The asymmetric VPN tree problem: polyhedral results and Branch-and-Cut

In this paper we consider a variant of the virtual private network design problem (VPNDP). Given an uncapacitated physical network, represented by a graph G=(V∪P,E), where V is the set of VPN routers and P is the set of clients for which it is given thresholds on the amount of traffic that each client can send (bp+) or receive (bp−), the VPNDP asks for (1) a connected sub-network G′=(V′∪P,E′), (2) a client assignments (p, v), p∈P and v∈V′, and (3) a bandwidth allocation ue,e∈E′ in order to accommodate any traffic demand matrix that respects client thresholds. When G′ is acyclic, we have a VPN tree (VPNT). Also, when client thresholds are asymmetric, i.e., ∑p∈Pbp+≠∑b∈Pbp−, the problem has been shown to be NP-hard.

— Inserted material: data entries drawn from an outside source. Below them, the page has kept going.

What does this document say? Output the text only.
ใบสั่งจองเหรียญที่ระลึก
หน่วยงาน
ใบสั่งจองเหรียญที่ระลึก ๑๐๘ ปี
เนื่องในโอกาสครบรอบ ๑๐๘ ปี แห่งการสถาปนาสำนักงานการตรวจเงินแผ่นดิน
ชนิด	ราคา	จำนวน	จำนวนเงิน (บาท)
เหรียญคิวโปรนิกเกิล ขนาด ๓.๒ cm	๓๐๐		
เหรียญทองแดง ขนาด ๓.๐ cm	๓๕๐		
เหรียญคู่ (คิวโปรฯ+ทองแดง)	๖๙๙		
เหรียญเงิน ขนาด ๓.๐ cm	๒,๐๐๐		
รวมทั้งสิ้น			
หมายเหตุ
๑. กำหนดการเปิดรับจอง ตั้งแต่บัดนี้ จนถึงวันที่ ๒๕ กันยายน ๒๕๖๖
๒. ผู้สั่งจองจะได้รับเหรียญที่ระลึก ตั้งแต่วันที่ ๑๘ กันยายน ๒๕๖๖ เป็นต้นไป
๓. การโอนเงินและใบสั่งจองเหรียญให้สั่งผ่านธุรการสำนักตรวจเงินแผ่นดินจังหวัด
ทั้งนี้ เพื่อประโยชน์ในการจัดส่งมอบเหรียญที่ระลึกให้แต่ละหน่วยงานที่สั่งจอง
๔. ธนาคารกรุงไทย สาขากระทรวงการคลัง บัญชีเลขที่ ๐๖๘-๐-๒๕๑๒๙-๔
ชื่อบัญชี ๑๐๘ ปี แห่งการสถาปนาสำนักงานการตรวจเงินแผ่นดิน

In this paper, we give MILP formulations for the asymmetric VPN tree problem. Also, we discuss the polytope associated with one of these formulations and describe several classes of valid inequalities. Moreover, we present necessary and sufficient conditions under which these inequalities define facets. We also devise separation routines. Using these routines, we propose a Branch-and-Cut algorithm and present a computational study.